Single slice 2D MR image evaluation has merit for continued use in estimation of volumetric 3D supraspinatus intramuscular fatty infiltration for relevant clinical patients receiving pre-operative imaging assessment for RCR surgery. For clinical populations, evaluation of rotator cuff FI by quantitative 2D fat fraction on Dixon fat fraction maps where available, or 2D Goutallier grade on oblique sagittal T1-weighted images when performed by diagnostic radiologists with fellowship training in musculoskeletal radiology, has strong correlation with volumetric 3D FI. Our study suggests that for patients with medially retracted full-thickness tear of the supraspinatus tendon, evaluation on a single slice 2D MR image 1.4 cm or 2.8 cm medial to the Y-shaped view is appropriate.

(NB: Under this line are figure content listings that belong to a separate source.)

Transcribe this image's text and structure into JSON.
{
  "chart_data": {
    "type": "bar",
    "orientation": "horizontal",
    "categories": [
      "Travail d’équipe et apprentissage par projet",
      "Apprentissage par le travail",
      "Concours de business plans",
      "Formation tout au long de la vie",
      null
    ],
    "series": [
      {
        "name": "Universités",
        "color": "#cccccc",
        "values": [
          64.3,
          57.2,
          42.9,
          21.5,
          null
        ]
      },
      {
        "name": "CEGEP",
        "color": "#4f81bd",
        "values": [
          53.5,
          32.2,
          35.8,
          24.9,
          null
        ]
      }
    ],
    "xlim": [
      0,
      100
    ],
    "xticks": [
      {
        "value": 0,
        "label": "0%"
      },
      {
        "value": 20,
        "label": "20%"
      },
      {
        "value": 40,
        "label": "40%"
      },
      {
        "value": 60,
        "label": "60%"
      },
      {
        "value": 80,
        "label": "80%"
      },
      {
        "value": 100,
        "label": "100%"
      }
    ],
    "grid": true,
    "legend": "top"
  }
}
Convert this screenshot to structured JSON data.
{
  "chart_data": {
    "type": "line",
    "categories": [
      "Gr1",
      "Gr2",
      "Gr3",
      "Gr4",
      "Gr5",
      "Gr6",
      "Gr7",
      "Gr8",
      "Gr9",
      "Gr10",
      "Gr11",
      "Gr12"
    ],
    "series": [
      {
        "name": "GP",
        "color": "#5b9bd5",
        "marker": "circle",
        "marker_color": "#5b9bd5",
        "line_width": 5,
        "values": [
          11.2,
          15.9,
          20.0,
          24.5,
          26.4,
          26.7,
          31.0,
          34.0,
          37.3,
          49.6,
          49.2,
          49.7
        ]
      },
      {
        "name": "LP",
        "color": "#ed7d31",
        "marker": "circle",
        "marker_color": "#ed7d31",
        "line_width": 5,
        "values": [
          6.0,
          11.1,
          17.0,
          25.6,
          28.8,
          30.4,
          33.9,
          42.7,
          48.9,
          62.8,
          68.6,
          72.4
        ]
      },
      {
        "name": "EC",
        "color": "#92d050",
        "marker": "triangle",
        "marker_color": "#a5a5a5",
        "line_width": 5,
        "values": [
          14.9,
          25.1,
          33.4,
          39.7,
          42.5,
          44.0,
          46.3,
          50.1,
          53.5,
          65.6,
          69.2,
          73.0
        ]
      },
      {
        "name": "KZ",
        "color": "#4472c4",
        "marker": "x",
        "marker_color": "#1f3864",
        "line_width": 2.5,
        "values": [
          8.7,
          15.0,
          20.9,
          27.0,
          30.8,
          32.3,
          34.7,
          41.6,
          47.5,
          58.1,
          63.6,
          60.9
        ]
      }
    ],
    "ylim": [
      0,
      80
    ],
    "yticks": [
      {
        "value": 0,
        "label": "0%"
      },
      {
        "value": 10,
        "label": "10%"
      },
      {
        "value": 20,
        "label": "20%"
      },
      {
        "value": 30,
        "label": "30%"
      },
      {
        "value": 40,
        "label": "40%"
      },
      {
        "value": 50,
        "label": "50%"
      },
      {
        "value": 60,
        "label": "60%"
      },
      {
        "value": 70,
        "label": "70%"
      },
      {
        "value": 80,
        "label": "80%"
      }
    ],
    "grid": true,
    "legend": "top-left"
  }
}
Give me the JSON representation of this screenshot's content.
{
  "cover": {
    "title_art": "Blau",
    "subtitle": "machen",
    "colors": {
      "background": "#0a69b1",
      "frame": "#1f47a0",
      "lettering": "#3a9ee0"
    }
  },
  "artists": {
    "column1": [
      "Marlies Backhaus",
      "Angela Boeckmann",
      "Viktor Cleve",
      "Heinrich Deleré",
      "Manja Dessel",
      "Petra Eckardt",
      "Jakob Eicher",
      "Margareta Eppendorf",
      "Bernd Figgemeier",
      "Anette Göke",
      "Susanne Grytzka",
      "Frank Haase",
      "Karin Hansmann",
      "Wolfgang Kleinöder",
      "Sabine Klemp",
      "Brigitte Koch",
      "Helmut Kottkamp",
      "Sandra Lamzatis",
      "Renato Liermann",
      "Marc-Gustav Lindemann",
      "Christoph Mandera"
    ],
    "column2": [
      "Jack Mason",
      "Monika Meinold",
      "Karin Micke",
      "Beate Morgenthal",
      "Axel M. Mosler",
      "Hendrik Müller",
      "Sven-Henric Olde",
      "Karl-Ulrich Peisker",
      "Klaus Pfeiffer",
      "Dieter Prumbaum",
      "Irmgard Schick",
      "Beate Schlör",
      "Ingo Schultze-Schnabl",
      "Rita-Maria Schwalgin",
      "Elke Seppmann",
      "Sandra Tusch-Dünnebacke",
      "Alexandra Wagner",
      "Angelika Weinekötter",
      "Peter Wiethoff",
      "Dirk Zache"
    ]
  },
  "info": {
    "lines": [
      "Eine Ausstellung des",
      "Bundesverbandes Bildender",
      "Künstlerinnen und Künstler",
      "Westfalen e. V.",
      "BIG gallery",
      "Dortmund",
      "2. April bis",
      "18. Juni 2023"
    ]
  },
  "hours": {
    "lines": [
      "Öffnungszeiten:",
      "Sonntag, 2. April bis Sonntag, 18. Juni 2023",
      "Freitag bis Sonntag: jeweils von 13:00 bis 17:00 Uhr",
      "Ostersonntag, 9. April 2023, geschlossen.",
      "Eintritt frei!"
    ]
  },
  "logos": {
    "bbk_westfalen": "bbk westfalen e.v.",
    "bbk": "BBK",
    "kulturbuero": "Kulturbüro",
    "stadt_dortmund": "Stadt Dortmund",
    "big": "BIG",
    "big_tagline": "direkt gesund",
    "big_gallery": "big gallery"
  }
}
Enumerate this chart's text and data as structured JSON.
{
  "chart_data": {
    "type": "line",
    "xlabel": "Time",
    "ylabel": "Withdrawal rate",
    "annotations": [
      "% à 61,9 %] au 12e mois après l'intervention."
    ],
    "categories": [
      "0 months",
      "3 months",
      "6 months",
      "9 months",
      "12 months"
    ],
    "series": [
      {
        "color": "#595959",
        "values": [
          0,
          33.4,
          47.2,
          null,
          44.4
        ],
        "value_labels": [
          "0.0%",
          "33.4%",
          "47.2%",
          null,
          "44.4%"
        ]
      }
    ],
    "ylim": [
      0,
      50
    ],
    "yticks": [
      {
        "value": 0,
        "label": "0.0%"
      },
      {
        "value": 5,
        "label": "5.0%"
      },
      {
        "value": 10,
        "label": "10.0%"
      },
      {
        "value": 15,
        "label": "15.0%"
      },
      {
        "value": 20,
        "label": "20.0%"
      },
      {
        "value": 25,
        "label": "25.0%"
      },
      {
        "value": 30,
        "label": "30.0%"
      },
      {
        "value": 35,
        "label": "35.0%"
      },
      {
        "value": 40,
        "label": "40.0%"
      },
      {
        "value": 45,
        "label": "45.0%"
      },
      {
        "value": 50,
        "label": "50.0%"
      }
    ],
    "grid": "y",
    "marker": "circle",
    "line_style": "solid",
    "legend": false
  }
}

Future research is needed to vet the inter-rater reliability and strength of correlation of supraspinatus volumetric 3D FI with 2D Goutallier grade when performed by general radiologists and radiologists-in-training. Quantitative MR CSI techniques, such as Dixon fat fraction, should be favored over semi-quantitative Goutallier grade for measurement of FI in research studies due to a relative superior reproducibility and the lack of requirement for advanced clinical training and experience.